Читать «Двое и война» онлайн - страница 141

Надежда Петровна Малыгина

Башня танка разворачивается вправо, и я вижу номер: 300. Твоя «тридцатьчетверка»! Пригнувшись, перебежками, к ней уже мчатся, торопятся солдаты в сине-зеленых мундирах. Еще минута — и будет поздно.

— Полежи тут, — прошу я Ванюшку и торопливо ползу на край поля. Слышу за собой спокойный голос:

— Что, фрицы? Прямо сюда?

— Тихо!

Немцы совсем близко, в нескольких метрах. Нас укрывает полоска истоптанной, полегшей ржи. Заметят или не заметят?.. Вытаскиваю пистолет, жду удобного случая. Сзади подползает запыхавшийся Ванюшка.

— Дай мне! — требует он. Наверное, просит гранату, А у меня только пистолет.

Стреляю в ближнего гитлеровца, в того, который, подняв голову, наблюдает за твоим танком, готовясь к очередному рывку. Кажется, попала: солдат ткнулся головой в землю и замер. Тот, что лежит рядом с ним, за грохотом боя не слышал, откуда прозвучал выстрел, и теперь наугад бросает гранату вправо. Мы вжимаемся в землю. А когда я снова подымаю голову, чтобы посмотреть на твой танк, к нему — справа, слева, спереди — ползут вражеские солдаты. И твой пулемет молчит — он уже не может достать их очередью, слишком они близко. Грохот боя — вой снарядов, свист мин, лязг брони, грохот орудийных выстрелов, тяжелое аханье взрывов — все будто прекратилось. Не в силах оторвать взгляд от ползущих гитлеровцев, спрашиваю Ванюшку:

— Где твой автомат?

Ванюшка не отвечает. Ожидая взрыва противотанковой гранаты, которую сейчас, сию секунду немцы бросят в твою машину, с ужасом закрываю руками уши, тычусь вспотевшим лбом в сухую колючую землю. Но взрыва нет.

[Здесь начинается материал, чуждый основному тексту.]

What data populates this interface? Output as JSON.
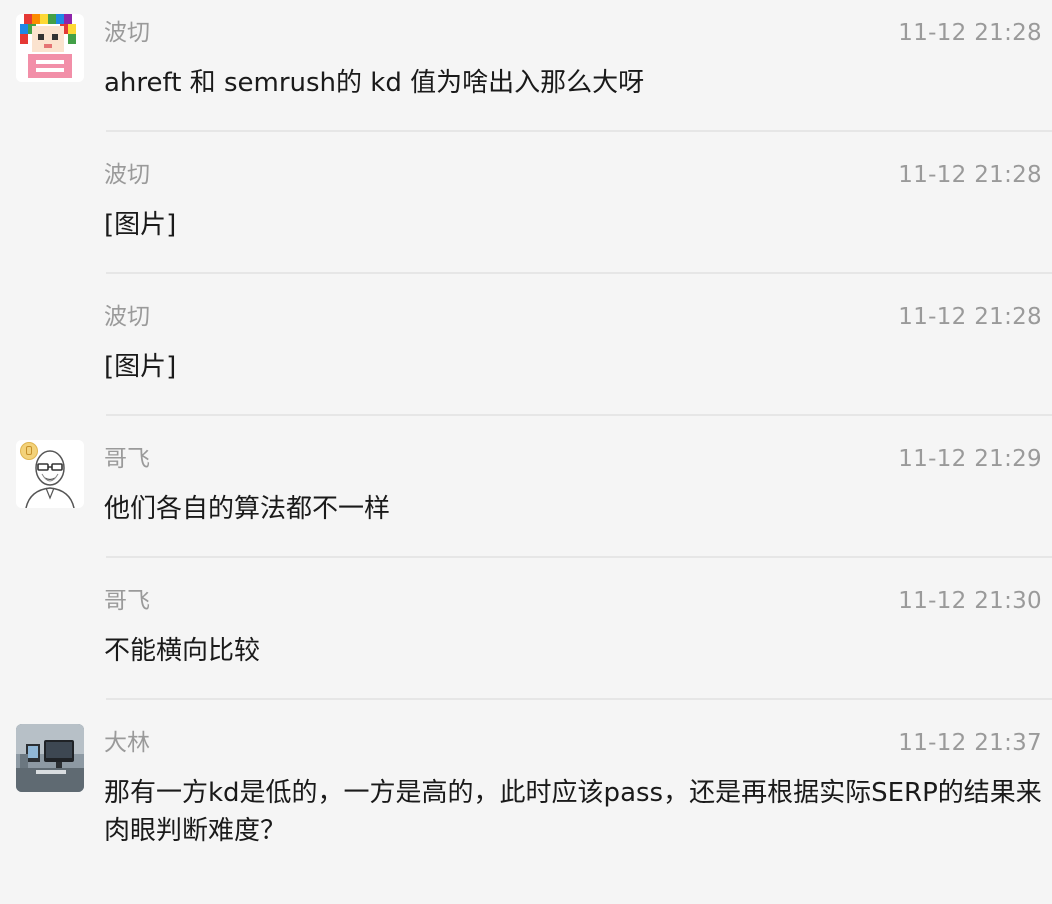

Подымаю голову. Гитлеровцы уже на броне. Выдержка отказывает, и я стреляю в самого большого и рослого из них — расходую свой последний патрон. А с танка падают трое или четверо гитлеровцев, и это непонятно.

Только теперь сознаю, что слышала короткую автоматную очередь. Оглядываюсь. В двух шагах от меня лежит с автоматом в руках непомерно длинный Ванюшка Петляков. Грязный, скрученный бинт с запутавшимися в нем ржаными колосьями тянется за его толсто белеющей ногой.

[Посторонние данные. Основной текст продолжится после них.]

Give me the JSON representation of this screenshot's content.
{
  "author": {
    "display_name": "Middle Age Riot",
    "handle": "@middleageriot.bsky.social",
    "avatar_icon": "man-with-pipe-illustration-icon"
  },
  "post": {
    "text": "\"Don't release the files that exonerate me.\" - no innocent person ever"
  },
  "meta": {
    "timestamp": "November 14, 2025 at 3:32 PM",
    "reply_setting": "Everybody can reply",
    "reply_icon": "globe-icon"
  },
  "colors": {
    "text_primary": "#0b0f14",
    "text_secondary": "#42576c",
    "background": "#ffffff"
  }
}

— Гранаты есть? — тяжело дыша, спрашивает он.

— Нету. Ничего больше нету.

Солдаты, те, что после наших выстрелов распластались на жалюзи, и те, что скатились на землю, снова поднимаются, колотят прикладами автоматов по броне твоего танка. Вдруг резко и быстро откидывается круглая крышка верхнего люка, оттуда на мгновение выныриваешь ты, одну за другой швыряешь две гранаты. Осколочные — это хорошо. Но что, что ты делаешь? Ведь немцы на танке!

Однако случилось необыкновенное: ошеломленные этой неожиданной дерзостью, солдаты скатились с брони, бросились врассыпную. Часть их угодила под взрывы гранат. Остальных ты, снова высунувшись из люка — теперь уже с автоматом, скосил длинной круговой очередью.

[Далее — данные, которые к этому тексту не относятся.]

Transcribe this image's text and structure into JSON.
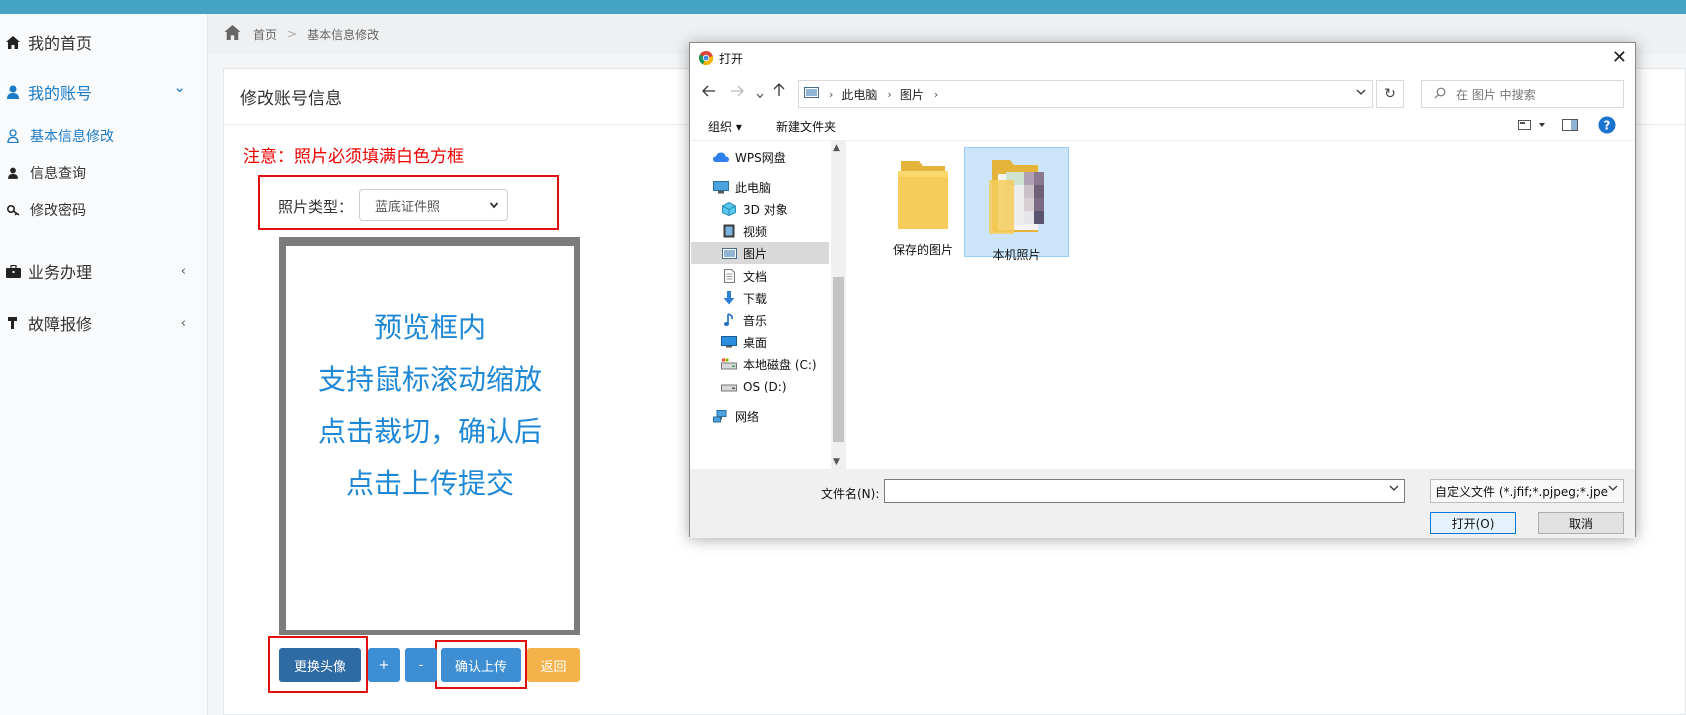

Ванюшка тормошит меня, говорит что-то про паленое. Я слышу, но не могу оторвать глаз от твоей машины: боюсь увидеть тебя исчезнувшим в люке, боюсь, что кто-то из гитлеровцев успеет выстрелить, и твое безвольное мертвое тело рухнет в танк. Ты же, будто нарочно, до пояса высовываешься из люка, оглядываешь огромное, изъеденное воронками, густо искрапленное клубами белого и черного дыма поле боя. Только теперь замечаю справа у танка ребят: они натягивают гусеницу. Кто-то из них зажигает дымовую шашку, и густое белое облако, растекшись вокруг, укрывает вас. Успеваю увидеть, как, целый и невредимый, ты опускаешься в люк, и лишь теперь чувствую горячий запах жженого зерна. Слух ловит жадный треск огня. Позади яростно пожирает колосья и стебли ржи едва видимое, почти бесцветное пламя. Оно совсем близко — так близко, что, когда я оборачиваюсь, лицо мое обдает жаром.